A new massive data breach was recently discovered by security researchers. Apparently, on October 16, 2019 Data Viper security researchers Bob Diachenko and Vinny Troia discovered a wide-open Elasticsearch server which contained “an unprecedented 4 billion user accounts spanning more than 4 terabytes of data.”
This server was accessible without the need of authentication, which exposed the data of more than 1.2 billion unique individuals. This makes the data breach one of the largest data leaks from a single source so far.
Information of 1.2 Billion Individuals Exposed
The Elastic search server that contained the exposed information was unprotected and accessible through a web browser at https://35.199.58.125:9200, the researchers said, adding that no password or any form of authentication was in place to protect the data.
It should be noted that Elasticsearch stores its information in an index, which is similar to a database. Most of the data spanned 4 separate data indexes, labeled “PDL” and “OXY”, with information on approximately 1 billion people per index. Each user record had one of these two labels as a source field.
Based on Data Viper’s analysis of the data, it is now safe to assume that the data in the PDL indexes came from People Data Labs, which is a data aggregator and enrichment company.
The researchers de-duplicated the nearly 3 billion People Data Labs (PDL) user records and discovered 1.2 billion unique people and 650 million unique email addresses. These numbers correspond to the statistics provided on the People Data Labs website.
“The data within the three different PDL indexes also varied slightly, some focusing on scraped LinkedIN information, email addresses and phone numbers, while other indexes provided information on individual social media profiles such as a person’s Facebook, Twitter, and Github URLs,” the report said.

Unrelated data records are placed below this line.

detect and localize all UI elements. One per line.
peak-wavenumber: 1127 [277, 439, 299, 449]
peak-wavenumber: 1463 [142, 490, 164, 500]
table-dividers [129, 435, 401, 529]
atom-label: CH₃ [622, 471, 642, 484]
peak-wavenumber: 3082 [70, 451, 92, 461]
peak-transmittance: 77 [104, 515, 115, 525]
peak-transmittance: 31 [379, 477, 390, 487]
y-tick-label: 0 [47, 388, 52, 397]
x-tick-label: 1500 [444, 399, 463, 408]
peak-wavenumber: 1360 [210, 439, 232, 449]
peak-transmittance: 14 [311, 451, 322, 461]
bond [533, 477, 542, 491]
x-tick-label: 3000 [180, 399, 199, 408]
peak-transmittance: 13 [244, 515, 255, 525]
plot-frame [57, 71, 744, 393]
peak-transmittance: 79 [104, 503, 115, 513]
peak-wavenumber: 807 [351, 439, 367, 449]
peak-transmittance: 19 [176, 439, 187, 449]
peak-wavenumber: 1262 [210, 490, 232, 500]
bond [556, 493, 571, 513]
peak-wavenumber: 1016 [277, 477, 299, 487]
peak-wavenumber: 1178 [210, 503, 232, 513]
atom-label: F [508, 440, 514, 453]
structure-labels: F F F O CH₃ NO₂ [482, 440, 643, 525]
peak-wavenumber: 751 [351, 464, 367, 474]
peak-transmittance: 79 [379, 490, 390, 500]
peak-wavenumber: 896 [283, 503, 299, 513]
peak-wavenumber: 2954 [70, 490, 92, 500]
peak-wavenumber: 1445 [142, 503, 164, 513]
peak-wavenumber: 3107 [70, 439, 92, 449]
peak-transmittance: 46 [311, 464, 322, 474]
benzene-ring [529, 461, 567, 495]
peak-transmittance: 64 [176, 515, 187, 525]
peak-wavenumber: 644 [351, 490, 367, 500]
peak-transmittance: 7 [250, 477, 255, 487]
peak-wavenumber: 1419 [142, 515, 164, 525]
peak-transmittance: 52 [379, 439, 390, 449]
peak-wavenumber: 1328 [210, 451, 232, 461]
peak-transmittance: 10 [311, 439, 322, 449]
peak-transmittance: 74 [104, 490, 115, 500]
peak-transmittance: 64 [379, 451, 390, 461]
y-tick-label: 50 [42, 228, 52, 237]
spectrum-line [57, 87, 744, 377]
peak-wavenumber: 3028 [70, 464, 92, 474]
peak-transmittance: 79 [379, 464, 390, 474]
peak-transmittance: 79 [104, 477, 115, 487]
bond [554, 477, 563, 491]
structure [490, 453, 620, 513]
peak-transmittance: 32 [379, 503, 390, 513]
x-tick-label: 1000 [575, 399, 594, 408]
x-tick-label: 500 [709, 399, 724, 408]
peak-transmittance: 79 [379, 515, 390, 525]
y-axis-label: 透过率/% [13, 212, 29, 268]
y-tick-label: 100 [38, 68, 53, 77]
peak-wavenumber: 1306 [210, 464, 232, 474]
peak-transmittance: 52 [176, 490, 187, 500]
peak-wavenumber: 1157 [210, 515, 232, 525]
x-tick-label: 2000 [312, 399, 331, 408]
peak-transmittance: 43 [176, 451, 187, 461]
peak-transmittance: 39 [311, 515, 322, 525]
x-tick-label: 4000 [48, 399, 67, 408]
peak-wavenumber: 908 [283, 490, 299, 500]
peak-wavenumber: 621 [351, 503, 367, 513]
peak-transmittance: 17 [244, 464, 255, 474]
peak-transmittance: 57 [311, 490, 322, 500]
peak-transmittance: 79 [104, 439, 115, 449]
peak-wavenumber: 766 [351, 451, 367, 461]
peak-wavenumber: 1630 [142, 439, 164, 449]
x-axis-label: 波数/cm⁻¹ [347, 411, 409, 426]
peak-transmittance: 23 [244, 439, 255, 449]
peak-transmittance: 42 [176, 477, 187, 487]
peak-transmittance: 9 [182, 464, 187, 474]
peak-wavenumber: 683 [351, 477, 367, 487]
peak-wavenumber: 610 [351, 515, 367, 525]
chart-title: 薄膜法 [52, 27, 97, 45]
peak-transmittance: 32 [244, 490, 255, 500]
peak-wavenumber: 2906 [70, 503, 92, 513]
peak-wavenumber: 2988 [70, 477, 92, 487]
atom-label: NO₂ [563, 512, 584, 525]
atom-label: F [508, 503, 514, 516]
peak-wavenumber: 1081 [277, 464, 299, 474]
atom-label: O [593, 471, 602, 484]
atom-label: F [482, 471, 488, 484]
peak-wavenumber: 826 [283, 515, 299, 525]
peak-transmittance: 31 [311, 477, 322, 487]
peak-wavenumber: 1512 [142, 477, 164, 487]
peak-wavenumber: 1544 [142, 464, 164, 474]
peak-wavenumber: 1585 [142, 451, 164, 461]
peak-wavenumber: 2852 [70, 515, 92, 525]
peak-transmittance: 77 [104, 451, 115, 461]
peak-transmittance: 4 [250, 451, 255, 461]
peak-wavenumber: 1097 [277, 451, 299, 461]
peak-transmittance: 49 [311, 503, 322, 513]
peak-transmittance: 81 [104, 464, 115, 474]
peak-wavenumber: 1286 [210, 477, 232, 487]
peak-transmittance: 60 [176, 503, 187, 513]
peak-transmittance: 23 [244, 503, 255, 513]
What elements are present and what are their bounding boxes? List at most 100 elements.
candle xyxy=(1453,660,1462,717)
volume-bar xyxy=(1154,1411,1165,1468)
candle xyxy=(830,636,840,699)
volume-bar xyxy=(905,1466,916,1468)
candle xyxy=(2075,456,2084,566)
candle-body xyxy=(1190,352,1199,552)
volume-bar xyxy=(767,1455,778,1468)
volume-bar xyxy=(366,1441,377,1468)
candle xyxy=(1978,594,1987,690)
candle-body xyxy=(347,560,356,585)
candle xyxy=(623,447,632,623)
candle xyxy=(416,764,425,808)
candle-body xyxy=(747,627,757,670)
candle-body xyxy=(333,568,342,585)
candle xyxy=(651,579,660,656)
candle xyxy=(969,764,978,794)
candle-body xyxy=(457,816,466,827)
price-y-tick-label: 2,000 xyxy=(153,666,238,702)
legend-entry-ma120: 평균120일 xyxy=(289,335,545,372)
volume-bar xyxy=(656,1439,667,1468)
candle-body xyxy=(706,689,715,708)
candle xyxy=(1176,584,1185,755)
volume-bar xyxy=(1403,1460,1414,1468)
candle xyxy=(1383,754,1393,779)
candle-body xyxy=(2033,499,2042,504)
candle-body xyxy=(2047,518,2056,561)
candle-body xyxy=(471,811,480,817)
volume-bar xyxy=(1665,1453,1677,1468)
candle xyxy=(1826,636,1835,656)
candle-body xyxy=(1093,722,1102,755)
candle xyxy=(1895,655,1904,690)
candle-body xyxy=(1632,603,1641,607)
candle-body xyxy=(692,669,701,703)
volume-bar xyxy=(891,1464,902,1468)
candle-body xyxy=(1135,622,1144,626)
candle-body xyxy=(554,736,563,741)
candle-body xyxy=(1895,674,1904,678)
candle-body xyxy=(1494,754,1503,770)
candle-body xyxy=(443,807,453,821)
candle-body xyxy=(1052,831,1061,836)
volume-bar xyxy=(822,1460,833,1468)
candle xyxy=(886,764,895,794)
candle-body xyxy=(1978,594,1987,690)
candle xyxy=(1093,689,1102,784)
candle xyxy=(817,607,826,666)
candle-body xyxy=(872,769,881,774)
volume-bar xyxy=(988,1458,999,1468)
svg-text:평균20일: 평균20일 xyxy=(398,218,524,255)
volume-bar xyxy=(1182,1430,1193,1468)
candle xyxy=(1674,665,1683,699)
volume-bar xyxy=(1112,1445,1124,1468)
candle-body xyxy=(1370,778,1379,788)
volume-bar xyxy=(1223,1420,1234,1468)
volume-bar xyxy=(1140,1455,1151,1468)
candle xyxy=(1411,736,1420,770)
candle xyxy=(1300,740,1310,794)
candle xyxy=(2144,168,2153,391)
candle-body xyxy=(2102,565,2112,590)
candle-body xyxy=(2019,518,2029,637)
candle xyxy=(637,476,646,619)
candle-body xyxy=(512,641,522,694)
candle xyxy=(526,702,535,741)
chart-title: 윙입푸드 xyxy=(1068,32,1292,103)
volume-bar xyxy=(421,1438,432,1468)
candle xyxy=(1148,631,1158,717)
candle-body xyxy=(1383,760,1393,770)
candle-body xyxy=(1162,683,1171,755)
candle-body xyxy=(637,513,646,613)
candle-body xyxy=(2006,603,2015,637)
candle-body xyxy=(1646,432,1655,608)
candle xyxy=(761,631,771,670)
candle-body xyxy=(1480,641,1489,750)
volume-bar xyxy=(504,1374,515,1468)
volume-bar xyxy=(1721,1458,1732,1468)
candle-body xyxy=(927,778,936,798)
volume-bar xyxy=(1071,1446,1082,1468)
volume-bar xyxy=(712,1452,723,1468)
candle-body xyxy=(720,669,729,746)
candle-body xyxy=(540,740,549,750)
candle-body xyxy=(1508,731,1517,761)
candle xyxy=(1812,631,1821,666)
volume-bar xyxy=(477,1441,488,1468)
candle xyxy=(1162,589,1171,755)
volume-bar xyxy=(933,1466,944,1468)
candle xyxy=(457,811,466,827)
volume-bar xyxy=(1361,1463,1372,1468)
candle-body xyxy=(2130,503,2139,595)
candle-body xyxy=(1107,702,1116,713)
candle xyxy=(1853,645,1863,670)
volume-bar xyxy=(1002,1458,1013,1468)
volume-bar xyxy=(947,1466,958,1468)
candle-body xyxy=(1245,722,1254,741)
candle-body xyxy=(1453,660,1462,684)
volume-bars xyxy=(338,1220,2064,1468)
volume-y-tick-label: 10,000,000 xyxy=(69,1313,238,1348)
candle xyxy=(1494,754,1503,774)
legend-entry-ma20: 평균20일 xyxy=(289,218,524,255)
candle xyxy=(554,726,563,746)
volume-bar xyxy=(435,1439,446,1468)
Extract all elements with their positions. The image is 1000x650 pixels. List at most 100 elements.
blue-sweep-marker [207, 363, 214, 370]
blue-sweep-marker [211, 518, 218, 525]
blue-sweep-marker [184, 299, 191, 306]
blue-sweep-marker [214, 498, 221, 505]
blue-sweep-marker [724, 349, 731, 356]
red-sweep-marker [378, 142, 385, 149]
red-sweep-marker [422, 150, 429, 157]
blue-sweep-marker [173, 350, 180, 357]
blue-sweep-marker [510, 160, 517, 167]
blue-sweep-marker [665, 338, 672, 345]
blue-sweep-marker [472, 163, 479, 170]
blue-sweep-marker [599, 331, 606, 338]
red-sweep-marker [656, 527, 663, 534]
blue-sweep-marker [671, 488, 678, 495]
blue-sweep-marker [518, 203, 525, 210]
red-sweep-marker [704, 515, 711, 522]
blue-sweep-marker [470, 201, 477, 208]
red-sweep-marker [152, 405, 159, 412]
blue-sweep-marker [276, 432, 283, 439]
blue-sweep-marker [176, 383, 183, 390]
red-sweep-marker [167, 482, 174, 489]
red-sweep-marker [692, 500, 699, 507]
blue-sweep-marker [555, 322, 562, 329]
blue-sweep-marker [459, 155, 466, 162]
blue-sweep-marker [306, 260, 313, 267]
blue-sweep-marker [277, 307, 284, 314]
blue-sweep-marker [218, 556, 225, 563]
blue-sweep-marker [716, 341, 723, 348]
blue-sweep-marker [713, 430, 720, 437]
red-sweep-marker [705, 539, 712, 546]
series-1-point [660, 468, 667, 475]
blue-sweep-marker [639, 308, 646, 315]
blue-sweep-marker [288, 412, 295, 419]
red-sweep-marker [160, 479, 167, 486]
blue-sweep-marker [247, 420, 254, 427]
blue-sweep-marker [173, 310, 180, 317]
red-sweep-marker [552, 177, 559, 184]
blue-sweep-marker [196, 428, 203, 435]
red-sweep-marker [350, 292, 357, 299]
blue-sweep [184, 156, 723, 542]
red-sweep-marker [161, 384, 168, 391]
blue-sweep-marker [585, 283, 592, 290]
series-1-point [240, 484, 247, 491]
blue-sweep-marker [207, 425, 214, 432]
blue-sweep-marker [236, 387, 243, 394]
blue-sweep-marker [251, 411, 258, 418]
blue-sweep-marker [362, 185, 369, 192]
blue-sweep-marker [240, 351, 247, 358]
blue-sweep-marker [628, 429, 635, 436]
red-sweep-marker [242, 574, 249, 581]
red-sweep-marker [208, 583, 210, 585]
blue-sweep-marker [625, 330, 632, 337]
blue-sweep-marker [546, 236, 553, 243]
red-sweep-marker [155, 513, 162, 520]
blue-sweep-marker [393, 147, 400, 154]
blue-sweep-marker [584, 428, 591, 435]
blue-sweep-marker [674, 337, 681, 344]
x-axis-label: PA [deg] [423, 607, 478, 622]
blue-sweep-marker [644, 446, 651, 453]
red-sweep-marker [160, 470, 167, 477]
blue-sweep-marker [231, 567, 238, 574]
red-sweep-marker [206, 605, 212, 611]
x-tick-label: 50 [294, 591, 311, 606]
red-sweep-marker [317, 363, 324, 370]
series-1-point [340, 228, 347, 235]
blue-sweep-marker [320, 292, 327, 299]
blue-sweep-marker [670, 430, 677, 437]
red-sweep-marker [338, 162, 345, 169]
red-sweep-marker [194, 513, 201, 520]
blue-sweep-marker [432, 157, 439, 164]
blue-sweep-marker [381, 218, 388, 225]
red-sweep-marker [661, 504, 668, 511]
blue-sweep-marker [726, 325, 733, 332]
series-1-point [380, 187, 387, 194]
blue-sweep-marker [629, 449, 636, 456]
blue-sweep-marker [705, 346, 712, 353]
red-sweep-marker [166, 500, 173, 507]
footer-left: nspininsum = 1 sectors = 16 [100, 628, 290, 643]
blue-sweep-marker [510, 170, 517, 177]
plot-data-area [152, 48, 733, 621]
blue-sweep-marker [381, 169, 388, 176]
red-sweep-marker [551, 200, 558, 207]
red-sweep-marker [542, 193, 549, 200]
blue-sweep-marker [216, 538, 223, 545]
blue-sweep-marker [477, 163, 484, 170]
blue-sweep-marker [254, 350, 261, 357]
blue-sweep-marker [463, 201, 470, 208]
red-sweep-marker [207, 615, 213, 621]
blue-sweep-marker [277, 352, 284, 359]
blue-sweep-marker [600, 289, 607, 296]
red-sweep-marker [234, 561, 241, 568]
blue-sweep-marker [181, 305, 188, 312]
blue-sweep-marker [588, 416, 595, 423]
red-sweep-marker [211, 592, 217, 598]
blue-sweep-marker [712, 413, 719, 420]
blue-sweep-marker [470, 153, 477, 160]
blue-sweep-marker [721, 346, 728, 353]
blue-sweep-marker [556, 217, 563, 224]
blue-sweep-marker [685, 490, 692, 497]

It is noteworthy that the PDL application can be used to search more than 1.5 billion unique people as well as personal addresses, email addresses, LinkedIn URLs, and phone numbers.
The data discovered on the open Elasticsearch server was almost a complete match to the data being returned by the People Data Labs API. The only difference being the data returned by the PDL also contained education histories. There was no education information in any of the data downloaded from the server. Everything else was exactly the same, including accounts with multiple email addresses and multiple phone numbers.
As for the data labeled with “OXY”, an analysis led the researchers to OxyData.io, which is also a data enrichment company. “OxyData’s website claims to have 4TB of user data (exactly the amount discovered), but only 380 million people profiles,” the report said. Most of this data was scraped from LinkedIn, including recruiter details. The researchers contacted OxyData and found out that the server didn’t even belong to them.
The company refused giving access to the API so that the researchers could test and compare profiles. However, the company sent a copy of the researcher’s own record, which also confirmed that it was scraped from LinkedIn and matched with the individual.
“Due to the sheer amount of personal information included, combined with the complexities of identifying the data owner, this has the potential to raise questions on the effectiveness of our current privacy and breach notification laws,” Data Viper concluded.